The urgent need for a new conceptual framework to face the sweeping, fast-paced changes in the wake of globalization is also the focal point of Michael Schillig’s ‘EU Framework for Reservation of Title’ and John I. Forry’s ‘Taxing Multinational Enterprises: Basic Issues of International Income Tax Harmonization’. Nuno Cunha Rodrigues’s “The Use of Public Procurement as a Non-Tariff Barrier: Relations between the EU and the BRICS in the Context of the New EU Trade and Investment Strategy” discusses the tension between national and regional regulation in face of new global regulatory spaces.

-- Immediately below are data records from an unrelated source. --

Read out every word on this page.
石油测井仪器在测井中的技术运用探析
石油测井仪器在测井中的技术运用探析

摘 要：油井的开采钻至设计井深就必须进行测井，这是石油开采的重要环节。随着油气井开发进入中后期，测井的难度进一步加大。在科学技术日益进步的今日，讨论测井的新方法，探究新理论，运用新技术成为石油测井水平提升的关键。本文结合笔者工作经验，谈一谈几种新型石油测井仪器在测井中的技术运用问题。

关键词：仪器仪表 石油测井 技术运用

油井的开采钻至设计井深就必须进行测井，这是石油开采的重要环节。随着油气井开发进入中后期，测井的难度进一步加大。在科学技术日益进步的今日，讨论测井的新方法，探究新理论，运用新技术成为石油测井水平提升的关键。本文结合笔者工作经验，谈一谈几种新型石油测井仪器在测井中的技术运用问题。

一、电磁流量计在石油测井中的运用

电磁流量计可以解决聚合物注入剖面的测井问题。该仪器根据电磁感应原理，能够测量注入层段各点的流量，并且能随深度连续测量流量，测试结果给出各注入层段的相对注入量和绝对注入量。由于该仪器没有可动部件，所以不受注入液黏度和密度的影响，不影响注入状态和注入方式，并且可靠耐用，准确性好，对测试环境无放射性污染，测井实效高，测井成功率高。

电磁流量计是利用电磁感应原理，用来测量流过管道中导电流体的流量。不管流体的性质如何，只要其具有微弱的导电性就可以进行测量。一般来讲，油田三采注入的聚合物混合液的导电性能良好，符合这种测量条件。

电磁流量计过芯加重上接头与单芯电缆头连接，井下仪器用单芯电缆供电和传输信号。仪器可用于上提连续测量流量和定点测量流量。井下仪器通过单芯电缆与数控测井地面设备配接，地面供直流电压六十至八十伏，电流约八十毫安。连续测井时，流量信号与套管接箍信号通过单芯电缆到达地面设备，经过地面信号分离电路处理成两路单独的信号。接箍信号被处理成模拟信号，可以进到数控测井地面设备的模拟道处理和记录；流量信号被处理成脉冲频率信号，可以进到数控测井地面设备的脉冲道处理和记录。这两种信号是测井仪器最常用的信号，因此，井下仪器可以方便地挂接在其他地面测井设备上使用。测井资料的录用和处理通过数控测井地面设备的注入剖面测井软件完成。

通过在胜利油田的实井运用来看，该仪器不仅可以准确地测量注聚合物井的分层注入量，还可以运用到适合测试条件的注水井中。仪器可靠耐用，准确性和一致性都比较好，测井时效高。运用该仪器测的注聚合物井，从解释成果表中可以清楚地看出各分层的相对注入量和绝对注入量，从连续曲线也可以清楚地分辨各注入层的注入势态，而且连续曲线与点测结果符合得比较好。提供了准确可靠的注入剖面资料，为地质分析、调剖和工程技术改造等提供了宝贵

These texts scrutinize the challenges that unprecedented political-economic designs present to law and, more specifically, to the theoretical-practical models of economic regulation.
Courts all around the world have played an important role in this effort to enable law to cope with the new globalized context. ‘Law and Economics in the Civil Law World: The Case of Brazilian Courts’, by Bruno M. Salama and Mariana Pargendler, is an in-depth case study of the limits and possibilities for judicial intervention in this arena. Their findings closely dialogue with Zeynep Derya Tarman’s argument in ‘Jurisdiction and Governing Law in International Business Contracts under Turkish Law’.
The recreation of institutional designs represents another major strategy to cope with a global context which is, at the same time, more integrated and more diverse. Institutional reengineering has been discussed in different areas, as exemplified in this book by Weitseng Chen’s ‘Institutional Arbitrage: China’s Economic Power Projection and International Capital Markets’ (economy); Cristina Barettini’s ‘The Valletta Summit on Migration’
(human rights); and Alexandre Pacheco da Silva and Victor Nóbrega Luccas’s ‘Picking the Wrong Winners: Evaluating a Legal Policy beyond the Law’ (cultural goods). José M. de Areilza’s ‘Law and Politics to Formulate the Next European Utopia’ suggests that these new arrangements are indices of deeper transformations in the legal-political global order.
New legal professionals will be needed to make law function in this transformed world. The trials to educate these professionals are discussed in Lynn P. Cohn’s ‘The Case for Including Negotiation, Dispute Resolution and Problem-Solving Teaching in the Law School Curriculum and How to Get Started” and in Jedidiah J. Kroncke’s “Teaching International Labor and Employment Law: The Comparative Foundations of Transnational Pedagogy’.
The collection of texts in this volume aims at fostering debates over traditionally accepted theoretical models and enhancing the role local realities play on global thinking. This is the idea at the heart of the Global Law program which it synthesizes.”